After five years of service in the Congo, Boone returned to the United States in 1906. He attended medical school at the Leonard Hall at Shaw University, a historically black university in Raleigh, North Carolina.

===Work in the Republic of Liberia===
Upon graduating in 1910 from medical school at Shaw University, Boone qualified as a medical missionary for the Lott Carey Foreign Mission Convention. He was assigned to the newly established Republic of Liberia, which had been founded in the early 19th century as an American colony for free blacks. He was stationed in Brewerville.

Boone was later transferred to the capital, Monrovia, where he opened a day school. He also became the pastor of Providence Baptist Church, Liberia's first church, which was founded in 1822 by Lott Carey. Boone also served as Secretary of the American Legation when the acting secretary took a furlough to America. He put his medical missionary work on hold at that time but returned to medical work following the secretary's return.

While in Liberia, Boone treated patients with yaws, tonsillitis, meningitis, pneumonia, smallpox, hookworm, pinworm, tapeworm, guinea worm, malaria, heart lesions, blackwater fever (jaundice), and intermittent malaria. Boone also performed a successful Caesarian section on a woman whose fetus was tied by a witch doctor.

===Further medical training===
After nine years of medical service in Liberia, Boone was granted a furlough in 1919 to the United States. Having recognized the need for a dentist, because the only dentist in Liberia died from the international Spanish flu epidemic, Boone studied mechanical dentistry at the Bodee Dental School in New York City. He was supported in his studies by the Lott Carey Foreign Mission Convention. He and his second wife returned to Liberia for some time.

==Death==
Boone drowned in the James River at Richmond, Virginia in July 1939.

==Legacy==
Congo As I Saw It
"I do not regret a single sacrifice that I have made for the redemption of Africa and if I had ten thousand other lives I would be delighted to spend them all to lift up the fallen and care for the dying in Africa."
p. 93

This memoir documents Boone's five years as an evangelist, educator, and missionary in the Congo from 1901-1906. Clinton used data and first hand experiences to write about the country and its people. This contains history and facts about the Congo. Boone captured daily experiences, cataloged the local animals and plants, and described the daily lives of the Kongo people, as well as his missionary work.

Liberia As I Know It
This recounts Boone's time as a pastor and medical missionary in Liberia from 1910-1926, after he had earned his medical degree. He also wrote about Liberia’s history, privately founded as a colony by the American Colonization Society to resettle free African Americans. He also described the climate, the animals and plants, and material about the government and politics of the times.
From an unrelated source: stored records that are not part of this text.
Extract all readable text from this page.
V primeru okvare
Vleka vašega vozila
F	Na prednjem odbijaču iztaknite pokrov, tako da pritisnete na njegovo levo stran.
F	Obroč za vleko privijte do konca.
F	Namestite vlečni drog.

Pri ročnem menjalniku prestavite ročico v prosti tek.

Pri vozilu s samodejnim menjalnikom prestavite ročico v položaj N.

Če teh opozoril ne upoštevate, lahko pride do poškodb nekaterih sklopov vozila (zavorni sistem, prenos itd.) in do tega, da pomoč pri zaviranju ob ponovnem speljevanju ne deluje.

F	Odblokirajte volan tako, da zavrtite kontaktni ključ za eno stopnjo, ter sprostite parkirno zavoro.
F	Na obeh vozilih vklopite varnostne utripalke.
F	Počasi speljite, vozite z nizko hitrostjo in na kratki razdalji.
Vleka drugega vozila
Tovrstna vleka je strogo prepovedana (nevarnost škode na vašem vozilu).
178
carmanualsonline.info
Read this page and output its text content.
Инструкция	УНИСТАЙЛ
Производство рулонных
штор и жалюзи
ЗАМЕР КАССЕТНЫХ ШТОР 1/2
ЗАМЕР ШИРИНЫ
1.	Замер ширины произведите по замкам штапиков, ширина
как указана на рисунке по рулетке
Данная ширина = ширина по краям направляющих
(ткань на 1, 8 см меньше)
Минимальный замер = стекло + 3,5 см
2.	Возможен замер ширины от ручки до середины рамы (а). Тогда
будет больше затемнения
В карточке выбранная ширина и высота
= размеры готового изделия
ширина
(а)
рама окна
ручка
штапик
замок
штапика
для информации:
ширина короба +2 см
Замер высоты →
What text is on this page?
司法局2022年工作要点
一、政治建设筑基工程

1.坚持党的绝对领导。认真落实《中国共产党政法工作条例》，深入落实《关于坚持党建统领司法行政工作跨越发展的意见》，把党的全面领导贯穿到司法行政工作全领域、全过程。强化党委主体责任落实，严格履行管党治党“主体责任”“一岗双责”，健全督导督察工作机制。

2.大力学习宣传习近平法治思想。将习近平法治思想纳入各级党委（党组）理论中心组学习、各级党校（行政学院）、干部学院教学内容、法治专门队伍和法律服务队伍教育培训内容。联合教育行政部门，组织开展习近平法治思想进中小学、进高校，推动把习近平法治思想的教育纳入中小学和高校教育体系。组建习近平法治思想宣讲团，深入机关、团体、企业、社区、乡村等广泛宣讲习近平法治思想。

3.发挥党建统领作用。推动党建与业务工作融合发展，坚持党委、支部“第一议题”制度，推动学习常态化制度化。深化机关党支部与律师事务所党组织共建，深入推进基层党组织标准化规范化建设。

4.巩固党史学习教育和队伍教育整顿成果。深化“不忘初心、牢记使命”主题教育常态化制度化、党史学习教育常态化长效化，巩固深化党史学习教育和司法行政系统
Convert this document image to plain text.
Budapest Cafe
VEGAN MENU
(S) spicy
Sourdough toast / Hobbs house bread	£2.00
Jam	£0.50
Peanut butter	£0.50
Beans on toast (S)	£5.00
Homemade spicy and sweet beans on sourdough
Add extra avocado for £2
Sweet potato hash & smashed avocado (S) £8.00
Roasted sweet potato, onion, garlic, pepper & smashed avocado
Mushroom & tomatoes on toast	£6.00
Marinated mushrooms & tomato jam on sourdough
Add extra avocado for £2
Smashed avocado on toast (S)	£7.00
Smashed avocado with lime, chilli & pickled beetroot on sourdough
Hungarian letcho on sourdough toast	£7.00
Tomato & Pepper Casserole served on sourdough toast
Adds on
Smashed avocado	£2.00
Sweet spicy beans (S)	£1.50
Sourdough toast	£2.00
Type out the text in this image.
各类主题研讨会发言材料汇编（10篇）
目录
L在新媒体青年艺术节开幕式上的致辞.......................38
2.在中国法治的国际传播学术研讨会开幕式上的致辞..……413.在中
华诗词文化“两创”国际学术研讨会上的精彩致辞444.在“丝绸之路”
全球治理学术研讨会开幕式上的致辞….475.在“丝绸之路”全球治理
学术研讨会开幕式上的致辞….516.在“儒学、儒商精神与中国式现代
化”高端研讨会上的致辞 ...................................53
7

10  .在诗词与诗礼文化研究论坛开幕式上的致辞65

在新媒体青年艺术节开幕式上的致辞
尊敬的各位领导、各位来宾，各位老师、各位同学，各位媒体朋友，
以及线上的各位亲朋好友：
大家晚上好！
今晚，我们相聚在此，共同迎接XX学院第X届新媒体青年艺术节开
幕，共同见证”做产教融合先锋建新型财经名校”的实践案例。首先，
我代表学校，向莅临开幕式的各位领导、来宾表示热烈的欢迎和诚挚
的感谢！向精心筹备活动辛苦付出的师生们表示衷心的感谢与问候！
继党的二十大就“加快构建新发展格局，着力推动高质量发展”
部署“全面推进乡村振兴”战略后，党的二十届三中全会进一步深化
His son Clinton Jr. followed his father into the ministry. Three years old when his family returned to the US, he attended the local segregated schools of the South before earning a bachelor's degree at Houghton College in upstate New York. He returned to Richmond to earn a theology degree at Virginia Union University; and, after he had moved to New York, also gained a master's degree in education at the C.W. Post Campus of Long Island University in Brookville. He had a career in teaching in Copiague and became pastor of Union Baptist Church of Hempstead in May 1957, serving 46 years before retiring. He had been elected to the Hempstead school board and was a leader in local religious and civic organizations. Boone died at age 90 and was survived by his daughter Evelyn Rane Boone-Franklin, son the Rev. Clinton C. Boone III, and a total of five grandchildren.